A king whom emperors have served (3 stars)
Originally published in 1895, The King in Yellow is a supernatural horror classic. It has a series of short stories that involve in some way a mysterious character and play called the King in Yellow. The first part of the play is banal and mediocre, but the second act brings madness to whoever reads it.
This insanity would come from terrible truths about the universe revealed in the text, that are beyond human comprehension. This idea would have great influence in the “cosmic horrors” of H. P. Lovecraft, who even included elements from Robert W. Chambers’ book in his Cthulhu mythos, like the Yellow Sign.
The character of the King in Yellow barely appears directly, but seems to cast a shadow throughout the entire book. It’s a character that is present – and feared – even in it’s absence. To me, he seems like a manifestation of human greed. Yellow is the color of gold, and he is described as “a king whom emperors have served” and several of the stories involve jealously and envy.

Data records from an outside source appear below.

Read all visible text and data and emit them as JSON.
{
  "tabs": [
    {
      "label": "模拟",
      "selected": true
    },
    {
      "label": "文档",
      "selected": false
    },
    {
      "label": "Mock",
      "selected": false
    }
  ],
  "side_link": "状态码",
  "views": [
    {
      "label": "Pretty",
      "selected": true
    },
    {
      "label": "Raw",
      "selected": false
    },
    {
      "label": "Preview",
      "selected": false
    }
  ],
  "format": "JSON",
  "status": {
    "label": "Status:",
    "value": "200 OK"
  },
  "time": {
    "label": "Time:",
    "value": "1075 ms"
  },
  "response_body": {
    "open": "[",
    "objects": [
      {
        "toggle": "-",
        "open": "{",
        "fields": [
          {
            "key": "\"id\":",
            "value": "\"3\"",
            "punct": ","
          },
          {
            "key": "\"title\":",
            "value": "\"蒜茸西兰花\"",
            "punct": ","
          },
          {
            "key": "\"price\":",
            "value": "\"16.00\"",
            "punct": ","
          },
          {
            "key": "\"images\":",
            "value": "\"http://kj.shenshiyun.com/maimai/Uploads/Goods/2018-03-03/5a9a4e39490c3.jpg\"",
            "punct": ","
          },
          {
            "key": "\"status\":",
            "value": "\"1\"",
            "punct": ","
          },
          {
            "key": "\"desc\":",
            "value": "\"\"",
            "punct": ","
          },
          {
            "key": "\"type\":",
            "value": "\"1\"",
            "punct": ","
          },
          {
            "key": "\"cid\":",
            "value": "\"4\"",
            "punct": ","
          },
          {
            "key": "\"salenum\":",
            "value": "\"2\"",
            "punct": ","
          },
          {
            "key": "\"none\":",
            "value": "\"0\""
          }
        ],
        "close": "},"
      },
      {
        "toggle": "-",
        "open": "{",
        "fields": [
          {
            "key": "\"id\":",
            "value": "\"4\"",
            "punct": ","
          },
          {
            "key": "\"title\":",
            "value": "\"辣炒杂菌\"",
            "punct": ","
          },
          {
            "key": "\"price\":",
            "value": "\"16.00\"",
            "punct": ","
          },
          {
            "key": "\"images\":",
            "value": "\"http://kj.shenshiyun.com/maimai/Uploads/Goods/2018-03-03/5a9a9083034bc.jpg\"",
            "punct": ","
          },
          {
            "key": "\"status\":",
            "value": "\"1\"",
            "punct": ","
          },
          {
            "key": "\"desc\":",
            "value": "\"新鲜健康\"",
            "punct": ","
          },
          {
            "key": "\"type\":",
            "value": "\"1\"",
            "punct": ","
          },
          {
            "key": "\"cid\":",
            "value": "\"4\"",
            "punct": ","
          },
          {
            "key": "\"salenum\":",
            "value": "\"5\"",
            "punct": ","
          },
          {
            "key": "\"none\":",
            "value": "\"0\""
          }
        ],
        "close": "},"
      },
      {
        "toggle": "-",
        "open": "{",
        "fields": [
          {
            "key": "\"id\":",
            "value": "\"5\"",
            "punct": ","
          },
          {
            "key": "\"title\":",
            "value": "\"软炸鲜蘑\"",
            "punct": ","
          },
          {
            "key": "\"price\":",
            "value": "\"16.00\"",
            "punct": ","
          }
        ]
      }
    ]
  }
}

The book brings a total of 10 short stories. It begins with the best one, “The Repairer of Reputations”, that shows a then future New York of 1920 – 25 years after the book’s publication – where suicide has been legalized and the interested parties need only to enter a Lethal Chamber. The narrative follows Hildred, a men who desires the young Constance, who is actually in love with Hildred’s cousin, the charming military officer Louis. The best character is the “repairer of reputations” from the title, a deformed and eccentric man who for some reason is constantly attacked by his cat.
“The Mask” brings a new love triangle, this time between a scientist who discovered an alchemical process that can keep live creatures indefinitely frozen like statues. “In the Court of the Dragon” has a man that feels constantly observed by a sinister church organ player, the same theme of “Yellow Sign”, this time with a artist that has terrible nightmares and that believes is stalked by a cemetery guard. Many of the other stories are set in Paris and involve bohemians, war and love, always with a macabre tone.
I liked the psychological terror, a lot more subtle than Lovecraft’s, but I found the quality of the stories very uneven and in the last ones I was bored out of my mind wishing I was reading Edgar Alan Poe or Nathaniel Hawthorne. The fantastical idea of the King in Yellow seems to me bigger than the book itself.